I figured those small tractors could chisel one groove at a time. It all depends on the soil type and depth like you said.
OK no good for the Mediterranean then. I don’t want to even think about trying to drag a chisel through this ground, with or without a tractor.
Um, Keyline is less labour intensive because it’s done with a *tractor* rather than by hand, like a biointensive bed :)
Why would you compare a soil building technique devised for pastures + whole farm scale to a technique used for small-plot, home scale intensive vegetable production? That doesn’t seem like a useful comparison – totally different techniques for totally different contexts. Just saying :)
Good questions. For one, the ground could be chiseled by horse or oxen. You could probably rig up a homemade implement and pull it behind a motorcycle. My main point though was how keyline requires very little time, effort and resources.
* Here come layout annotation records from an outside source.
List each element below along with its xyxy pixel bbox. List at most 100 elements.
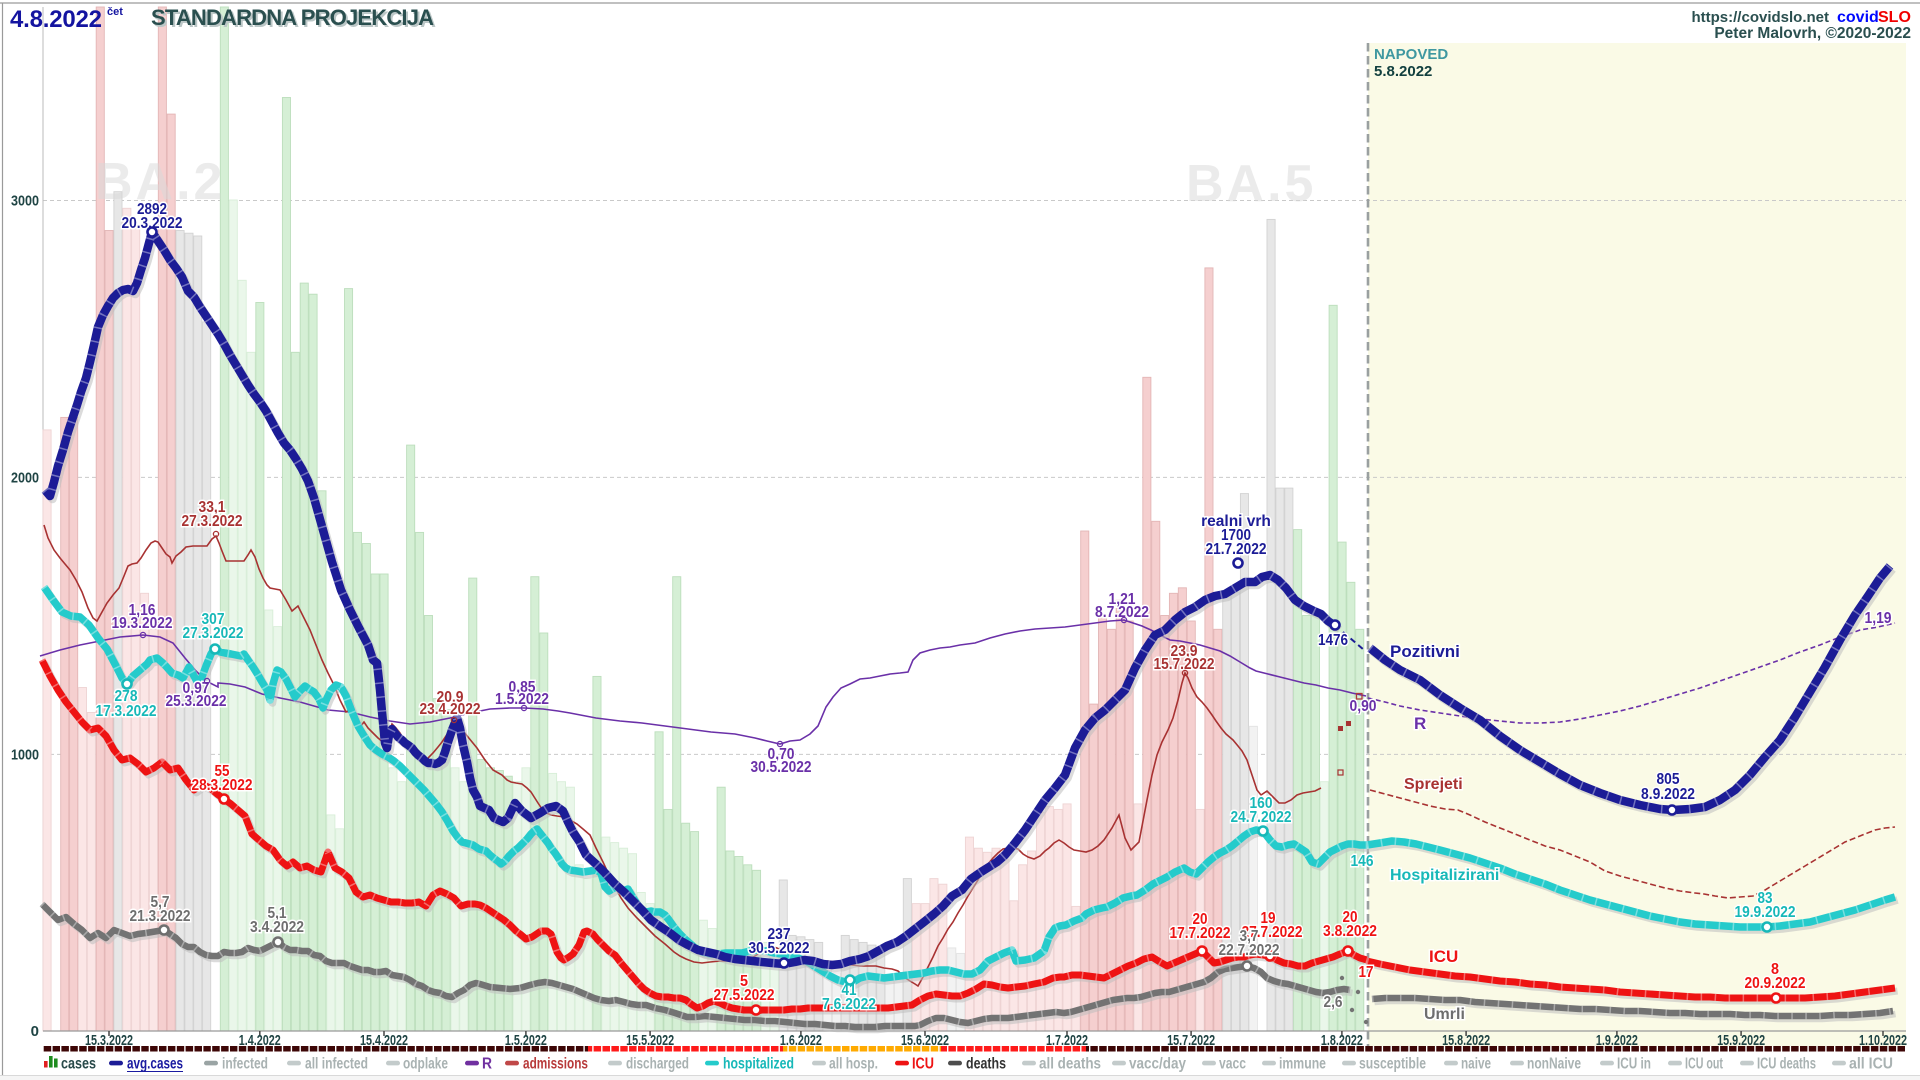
svg-text:naive: naive: [1461, 1056, 1491, 1073]
svg-text:27.3.2022: 27.3.2022: [183, 625, 244, 642]
svg-text:805: 805: [1657, 771, 1680, 788]
svg-text:20,9: 20,9: [437, 689, 464, 706]
svg-text:1.10.2022: 1.10.2022: [1859, 1033, 1907, 1049]
svg-text:21.7.2022: 21.7.2022: [1206, 541, 1267, 558]
svg-text:covid: covid: [1837, 9, 1879, 26]
svg-text:0,70: 0,70: [768, 746, 795, 763]
svg-text:24.7.2022: 24.7.2022: [1231, 809, 1292, 826]
svg-text:237: 237: [768, 926, 791, 943]
svg-text:all infected: all infected: [305, 1056, 368, 1073]
svg-text:30.5.2022: 30.5.2022: [751, 759, 812, 776]
svg-text:1.6.2022: 1.6.2022: [780, 1033, 822, 1049]
svg-text:ICU: ICU: [912, 1056, 934, 1073]
svg-text:Hospitalizirani: Hospitalizirani: [1390, 867, 1499, 884]
svg-text:15.9.2022: 15.9.2022: [1717, 1033, 1765, 1049]
svg-text:23,9: 23,9: [1171, 643, 1198, 660]
svg-text:1700: 1700: [1221, 527, 1251, 544]
svg-text:Pozitivni: Pozitivni: [1390, 642, 1460, 661]
svg-text:15.7.2022: 15.7.2022: [1167, 1033, 1215, 1049]
svg-text:3,7: 3,7: [1240, 928, 1259, 945]
svg-text:19.3.2022: 19.3.2022: [112, 615, 173, 632]
svg-text:odplake: odplake: [403, 1056, 448, 1073]
svg-text:čet: čet: [107, 6, 123, 18]
svg-text:8: 8: [1771, 961, 1779, 978]
svg-text:all ICU: all ICU: [1849, 1056, 1893, 1073]
svg-text:20.9.2022: 20.9.2022: [1745, 975, 1806, 992]
svg-text:23.4.2022: 23.4.2022: [420, 701, 481, 718]
svg-text:20.3.2022: 20.3.2022: [122, 215, 183, 232]
svg-text:0: 0: [31, 1023, 39, 1040]
svg-text:BA.5: BA.5: [1186, 155, 1316, 213]
svg-text:STANDARDNA PROJEKCIJA: STANDARDNA PROJEKCIJA: [151, 5, 434, 30]
svg-text:4.8.2022: 4.8.2022: [10, 6, 102, 33]
svg-text:SLO: SLO: [1878, 9, 1911, 26]
svg-text:ICU in: ICU in: [1617, 1056, 1651, 1073]
svg-text:R: R: [1414, 714, 1426, 733]
svg-text:17.7.2022: 17.7.2022: [1170, 925, 1231, 942]
svg-text:2000: 2000: [11, 470, 39, 486]
svg-text:3000: 3000: [11, 194, 39, 210]
svg-text:susceptible: susceptible: [1359, 1056, 1426, 1073]
svg-text:0,85: 0,85: [509, 679, 536, 696]
svg-text:19.9.2022: 19.9.2022: [1735, 904, 1796, 921]
svg-text:1.9.2022: 1.9.2022: [1596, 1033, 1638, 1049]
svg-text:160: 160: [1250, 795, 1273, 812]
svg-text:1,16: 1,16: [129, 602, 156, 619]
svg-text:0,90: 0,90: [1350, 698, 1377, 715]
svg-text:5.8.2022: 5.8.2022: [1374, 63, 1432, 80]
svg-text:0,97: 0,97: [183, 680, 210, 697]
svg-text:20: 20: [1343, 909, 1358, 926]
svg-text:15.3.2022: 15.3.2022: [85, 1033, 133, 1049]
svg-text:5: 5: [740, 973, 748, 990]
svg-text:all deaths: all deaths: [1039, 1056, 1101, 1073]
svg-text:BA.2: BA.2: [95, 153, 225, 211]
svg-text:1476: 1476: [1318, 632, 1348, 649]
svg-text:1000: 1000: [11, 747, 39, 763]
svg-text:ICU: ICU: [1429, 947, 1458, 966]
svg-text:ICU out: ICU out: [1685, 1056, 1723, 1073]
svg-text:1,21: 1,21: [1109, 591, 1136, 608]
svg-text:infected: infected: [222, 1056, 268, 1073]
svg-text:27.5.2022: 27.5.2022: [714, 987, 775, 1004]
svg-text:all hosp.: all hosp.: [829, 1056, 878, 1073]
svg-text:17: 17: [1359, 964, 1374, 981]
svg-text:STANDARDNA PROJEKCIJA: STANDARDNA PROJEKCIJA: [153, 7, 436, 32]
svg-text:27.3.2022: 27.3.2022: [182, 513, 243, 530]
svg-text:cases: cases: [61, 1056, 96, 1073]
svg-text:17.3.2022: 17.3.2022: [96, 703, 157, 720]
svg-text:NAPOVED: NAPOVED: [1374, 46, 1448, 63]
svg-text:Peter Malovrh, ©2020-2022: Peter Malovrh, ©2020-2022: [1714, 25, 1911, 42]
svg-text:1.4.2022: 1.4.2022: [239, 1033, 281, 1049]
svg-text:Umrli: Umrli: [1424, 1006, 1465, 1023]
svg-text:25.3.2022: 25.3.2022: [166, 693, 227, 710]
svg-text:deaths: deaths: [966, 1056, 1006, 1073]
svg-text:1,19: 1,19: [1865, 610, 1892, 627]
svg-text:55: 55: [215, 763, 230, 780]
svg-text:2892: 2892: [137, 201, 167, 218]
svg-text:15.6.2022: 15.6.2022: [901, 1033, 949, 1049]
svg-text:20: 20: [1193, 911, 1208, 928]
svg-text:hospitalized: hospitalized: [723, 1056, 794, 1073]
svg-text:1.8.2022: 1.8.2022: [1321, 1033, 1363, 1049]
svg-text:15.7.2022: 15.7.2022: [1154, 656, 1215, 673]
svg-text:15.5.2022: 15.5.2022: [626, 1033, 674, 1049]
svg-text:vacc/day: vacc/day: [1129, 1056, 1186, 1073]
svg-text:15.4.2022: 15.4.2022: [360, 1033, 408, 1049]
svg-text:19: 19: [1261, 910, 1276, 927]
svg-text:307: 307: [202, 611, 225, 628]
svg-text:immune: immune: [1279, 1056, 1326, 1073]
svg-text:2,6: 2,6: [1324, 994, 1343, 1011]
svg-text:15.8.2022: 15.8.2022: [1442, 1033, 1490, 1049]
svg-text:avg.cases: avg.cases: [127, 1056, 183, 1073]
svg-text:146: 146: [1351, 853, 1374, 870]
svg-text:28.3.2022: 28.3.2022: [192, 777, 253, 794]
svg-text:realni vrh: realni vrh: [1201, 513, 1271, 530]
svg-text:83: 83: [1758, 890, 1773, 907]
svg-text:discharged: discharged: [626, 1056, 689, 1073]
svg-text:1.7.2022: 1.7.2022: [1046, 1033, 1088, 1049]
svg-text:Sprejeti: Sprejeti: [1404, 776, 1463, 793]
svg-text:admissions: admissions: [523, 1056, 588, 1073]
svg-text:278: 278: [115, 688, 138, 705]
svg-text:nonNaive: nonNaive: [1527, 1056, 1581, 1073]
svg-text:vacc: vacc: [1219, 1056, 1246, 1073]
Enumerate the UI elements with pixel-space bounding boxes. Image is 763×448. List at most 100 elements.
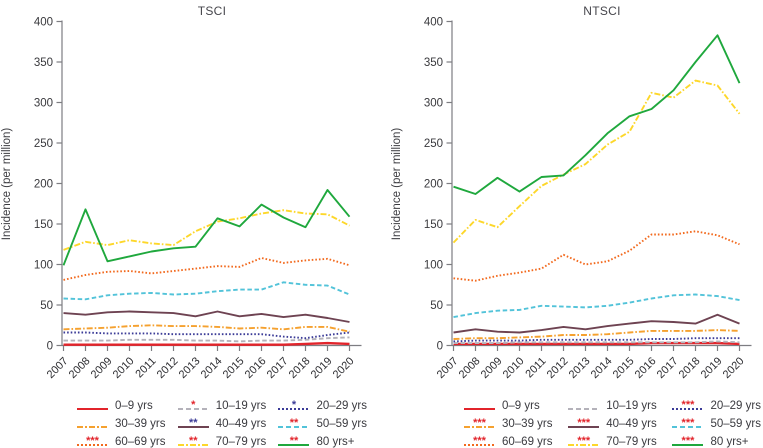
legend-entry-ntsci-80-+: *** 80 yrs+	[672, 434, 761, 448]
ntsci-series-line-70-79-	[452, 79, 741, 244]
legend-label: 40–49 yrs	[215, 418, 267, 430]
legend-entry-ntsci-50-59-: *** 50–59 yrs	[672, 416, 761, 431]
tsci-x-tick-label: 2019	[309, 355, 335, 381]
tsci-y-tick-label: 200	[34, 179, 53, 191]
tsci-x-tick-label: 2018	[287, 355, 313, 381]
legend-line-sample	[672, 425, 704, 428]
tsci-x-tick-label: 2015	[221, 355, 247, 381]
legend-line-swatch: ***	[568, 435, 600, 448]
tsci-legend: 0–9 yrs * 10–19 yrs * 20–29 yrs 30–39 yrs ** 40…	[77, 398, 367, 448]
legend-entry-tsci-20-29-: * 20–29 yrs	[278, 398, 367, 413]
ntsci-title: NTSCI	[583, 4, 621, 18]
tsci-x-tick-label: 2008	[67, 355, 93, 381]
legend-line-sample	[464, 425, 495, 428]
legend-line-swatch: ***	[672, 434, 704, 448]
legend-line-swatch	[464, 401, 495, 413]
tsci-x-tick-label: 2009	[89, 355, 115, 381]
legend-line-swatch: *	[177, 398, 209, 413]
significance-stars: *	[291, 398, 297, 411]
ntsci-y-tick-label: 200	[424, 179, 443, 191]
tsci-x-tick-label: 2014	[199, 355, 225, 381]
ntsci-series-line-80-+	[453, 34, 741, 195]
tsci-series-line-40-49-	[63, 310, 350, 323]
legend-label: 20–29 yrs	[710, 400, 761, 412]
tsci-series-line-0-9-	[63, 341, 350, 346]
tsci-x-tick-label: 2013	[177, 355, 203, 381]
tsci-y-tick-label: 50	[40, 300, 53, 312]
legend-entry-ntsci-0-9-: 0–9 yrs	[464, 398, 553, 413]
tsci-y-tick-label: 300	[34, 98, 53, 110]
legend-line-swatch	[77, 401, 108, 413]
ntsci-chart: 0 50 100 150 200 250 300 350 400 2007200820092010…	[424, 17, 752, 381]
legend-line-sample	[278, 443, 310, 446]
ntsci-x-tick-label: 2010	[501, 355, 527, 381]
ntsci-y-tick-label: 0	[437, 341, 443, 353]
legend-label: 70–79 yrs	[215, 436, 267, 448]
legend-label: 30–39 yrs	[115, 418, 166, 430]
legend-label: 0–9 yrs	[502, 400, 540, 412]
legend-entry-ntsci-60-69-: *** 60–69 yrs	[464, 434, 553, 448]
tsci-series-line-20-29-	[63, 331, 350, 340]
ntsci-legend: 0–9 yrs 10–19 yrs *** 20–29 yrs *** 30–39 yrs…	[464, 398, 761, 448]
ntsci-x-tick-label: 2011	[523, 355, 548, 380]
ntsci-x-tick-label: 2019	[699, 355, 725, 381]
legend-line-swatch	[77, 419, 108, 431]
legend-line-sample	[177, 443, 209, 446]
legend-entry-tsci-30-39-: 30–39 yrs	[77, 416, 166, 431]
legend-line-sample	[278, 425, 310, 428]
legend-label: 20–29 yrs	[316, 400, 367, 412]
ntsci-series-line-40-49-	[453, 313, 740, 334]
legend-line-swatch: ***	[77, 435, 108, 448]
legend-line-swatch: **	[278, 416, 310, 431]
legend-line-sample	[177, 407, 209, 410]
legend-line-swatch: ***	[464, 435, 495, 448]
significance-stars: *	[191, 398, 196, 411]
tsci-series-line-60-69-	[63, 257, 350, 281]
significance-stars: ***	[681, 416, 695, 429]
legend-line-swatch: **	[177, 417, 209, 431]
significance-stars: ***	[681, 434, 695, 447]
legend-entry-tsci-60-69-: *** 60–69 yrs	[77, 434, 166, 448]
legend-line-swatch: ***	[464, 417, 495, 431]
legend-entry-ntsci-20-29-: *** 20–29 yrs	[672, 398, 761, 413]
tsci-y-tick-label: 0	[47, 341, 53, 353]
legend-line-swatch: **	[278, 435, 310, 448]
ntsci-x-tick-label: 2018	[677, 355, 703, 381]
tsci-x-tick-label: 2012	[155, 355, 181, 381]
ntsci-y-tick-label: 50	[430, 300, 443, 312]
ntsci-y-tick-label: 100	[424, 260, 443, 272]
tsci-series-line-80-+	[62, 189, 351, 266]
ntsci-series-line-60-69-	[453, 230, 740, 282]
legend-entry-ntsci-10-19-: 10–19 yrs	[568, 398, 657, 413]
ntsci-x-tick-label: 2012	[545, 355, 571, 381]
legend-line-sample	[672, 443, 704, 446]
legend-entry-tsci-70-79-: ** 70–79 yrs	[177, 434, 267, 448]
legend-line-swatch: **	[177, 434, 209, 448]
legend-entry-ntsci-30-39-: *** 30–39 yrs	[464, 416, 553, 431]
legend-entry-tsci-40-49-: ** 40–49 yrs	[177, 416, 267, 431]
legend-label: 0–9 yrs	[115, 400, 153, 412]
legend-label: 60–69 yrs	[502, 436, 553, 448]
legend-line-sample	[568, 443, 600, 446]
tsci-y-tick-label: 150	[34, 219, 53, 231]
ntsci-y-tick-label: 150	[424, 219, 443, 231]
legend-label: 10–19 yrs	[606, 400, 657, 412]
ntsci-x-tick-label: 2013	[567, 355, 593, 381]
tsci-series-line-30-39-	[63, 324, 350, 333]
legend-line-sample	[464, 407, 495, 410]
legend-line-sample	[278, 407, 310, 410]
ntsci-series-line-10-19-	[453, 340, 740, 345]
significance-stars: **	[289, 416, 299, 429]
tsci-y-tick-label: 400	[34, 17, 53, 29]
ntsci-y-tick-label: 350	[424, 57, 443, 69]
ntsci-x-tick-label: 2016	[633, 355, 659, 381]
significance-stars: **	[188, 434, 198, 447]
tsci-x-tick-label: 2011	[133, 355, 158, 380]
tsci-x-tick-label: 2007	[45, 355, 71, 381]
legend-line-swatch: ***	[672, 416, 704, 431]
legend-line-sample	[77, 443, 108, 446]
legend-entry-tsci-50-59-: ** 50–59 yrs	[278, 416, 367, 431]
significance-stars: ***	[577, 416, 591, 429]
legend-label: 10–19 yrs	[215, 400, 267, 412]
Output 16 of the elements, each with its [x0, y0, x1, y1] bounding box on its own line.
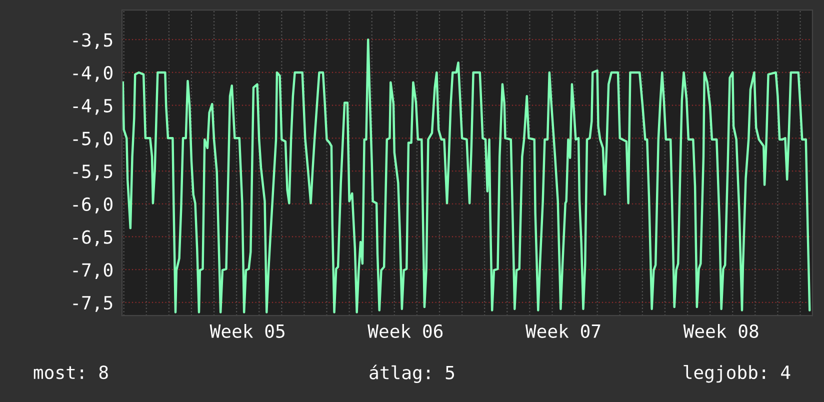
text: átlag: 5	[370, 364, 454, 384]
x-tick-label: Week 08	[683, 324, 758, 338]
y-tick-label: -5,0	[73, 132, 112, 148]
text: most: 8	[34, 365, 108, 380]
text: legjobb: 4	[684, 365, 790, 383]
y-tick-label: -4,0	[73, 66, 112, 82]
x-tick-label: Week 06	[368, 324, 443, 338]
y-tick-label: -6,5	[73, 230, 112, 246]
y-tick-label: -6,0	[73, 197, 112, 214]
y-tick-label: -5,5	[73, 164, 112, 180]
y-tick-label: -7,0	[73, 263, 112, 280]
x-tick-label: Week 05	[210, 324, 284, 338]
x-tick-label: Week 07	[525, 324, 600, 338]
y-tick-label: -4,5	[73, 99, 112, 115]
y-tick-label: -3,5	[73, 33, 112, 50]
y-tick-label: -7,5	[73, 296, 112, 312]
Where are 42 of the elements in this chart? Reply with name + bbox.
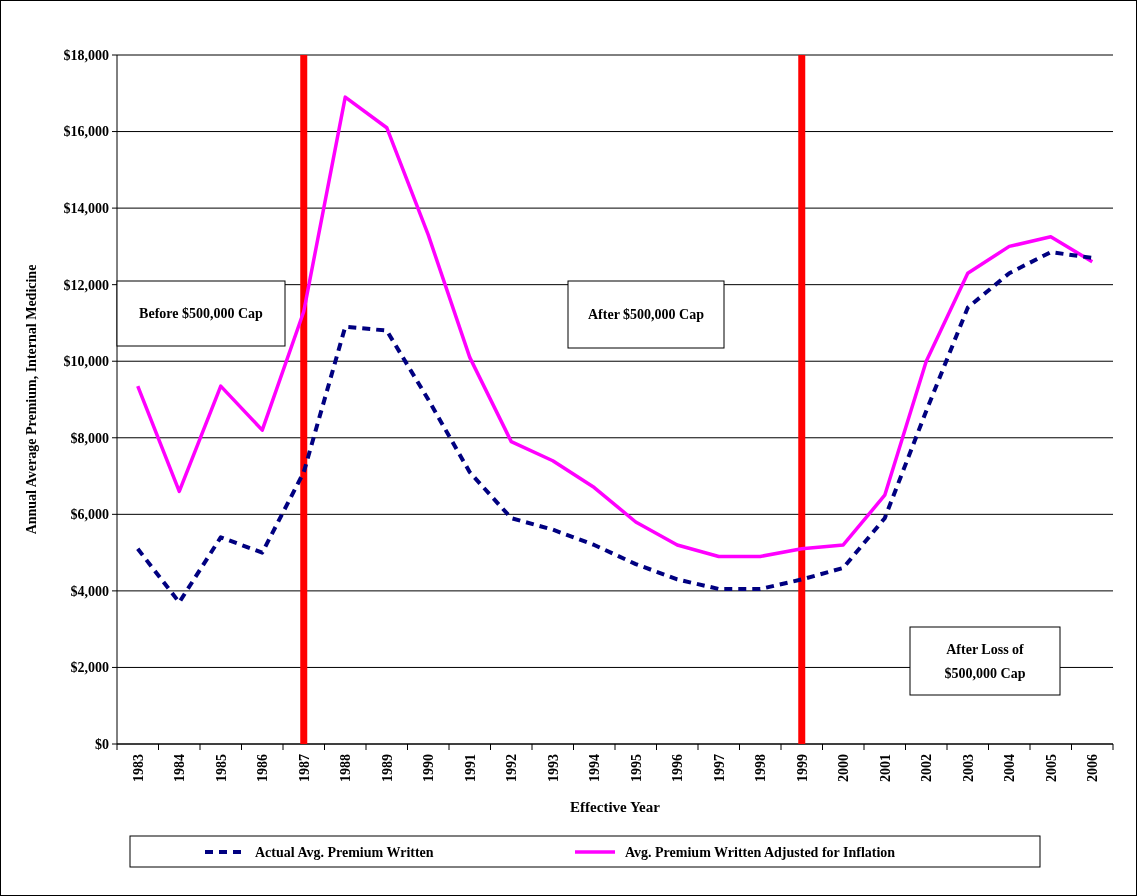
y-tick-label: $16,000	[63, 124, 109, 140]
x-tick-label: 1983	[130, 754, 146, 782]
x-tick-label: 1989	[379, 754, 395, 782]
y-tick-label: $14,000	[63, 201, 109, 217]
x-tick-label: 2003	[960, 754, 976, 782]
legend-label: Actual Avg. Premium Written	[255, 844, 434, 860]
x-tick-label: 1987	[296, 754, 312, 782]
y-tick-label: $8,000	[70, 430, 109, 446]
x-tick-label: 1998	[753, 754, 769, 782]
y-tick-label: $0	[95, 736, 109, 752]
x-tick-label: 2000	[836, 754, 852, 782]
x-tick-label: 1994	[587, 754, 603, 782]
x-tick-label: 1997	[711, 754, 727, 782]
x-tick-label: 1996	[670, 754, 686, 782]
annotation: Before $500,000 Cap	[139, 306, 264, 322]
x-tick-label: 2004	[1002, 754, 1018, 782]
y-tick-label: $6,000	[70, 507, 109, 523]
y-tick-label: $12,000	[63, 277, 109, 293]
y-axis-title: Annual Average Premium, Internal Medicine	[24, 264, 39, 535]
y-tick-label: $18,000	[63, 47, 109, 63]
x-tick-label: 1988	[338, 754, 354, 782]
legend-label: Avg. Premium Written Adjusted for Inflation	[625, 844, 896, 860]
x-tick-label: 1995	[628, 754, 644, 782]
x-axis-title: Effective Year	[570, 799, 661, 815]
x-tick-label: 1992	[504, 754, 520, 782]
x-tick-label: 1986	[255, 754, 271, 782]
x-tick-label: 1990	[421, 754, 437, 782]
y-tick-label: $4,000	[70, 583, 109, 599]
annotation: After $500,000 Cap	[587, 307, 705, 323]
x-tick-label: 1993	[545, 754, 561, 782]
y-tick-label: $10,000	[63, 354, 109, 370]
x-tick-label: 2001	[877, 754, 893, 782]
x-tick-label: 1984	[172, 754, 188, 782]
x-tick-label: 2005	[1043, 754, 1059, 782]
y-tick-label: $2,000	[70, 660, 109, 676]
line-series	[136, 95, 1094, 559]
x-tick-label: 1999	[794, 754, 810, 782]
x-tick-label: 1985	[213, 754, 229, 782]
annotation: After Loss of $500,000 Cap	[944, 641, 1026, 681]
x-tick-label: 2002	[919, 754, 935, 782]
x-tick-label: 1991	[462, 754, 478, 782]
x-tick-label: 2006	[1085, 754, 1101, 782]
It’s mostly a passive approach to building soil.
Keyline can be used on smaller projects as well — say a few acres of sloping land. This is the scale that I’m envisioning for my next project — probably some type of transition forest garden.
After our forest garden is finished, I’d love to do a larger land restoration project similar to what I talked about before in the blog post titled Transition Forest Gardens. http://www.naturalbuildingblog.com/transition-forest-gardens
Right now I’m tossing around 3-4 different methods in my mind trying to figure out the best approach. I think some combination of swales, keyline, planting nutrient accumulators in the keyline grooves, ponds, sheet mulch is the most interesting.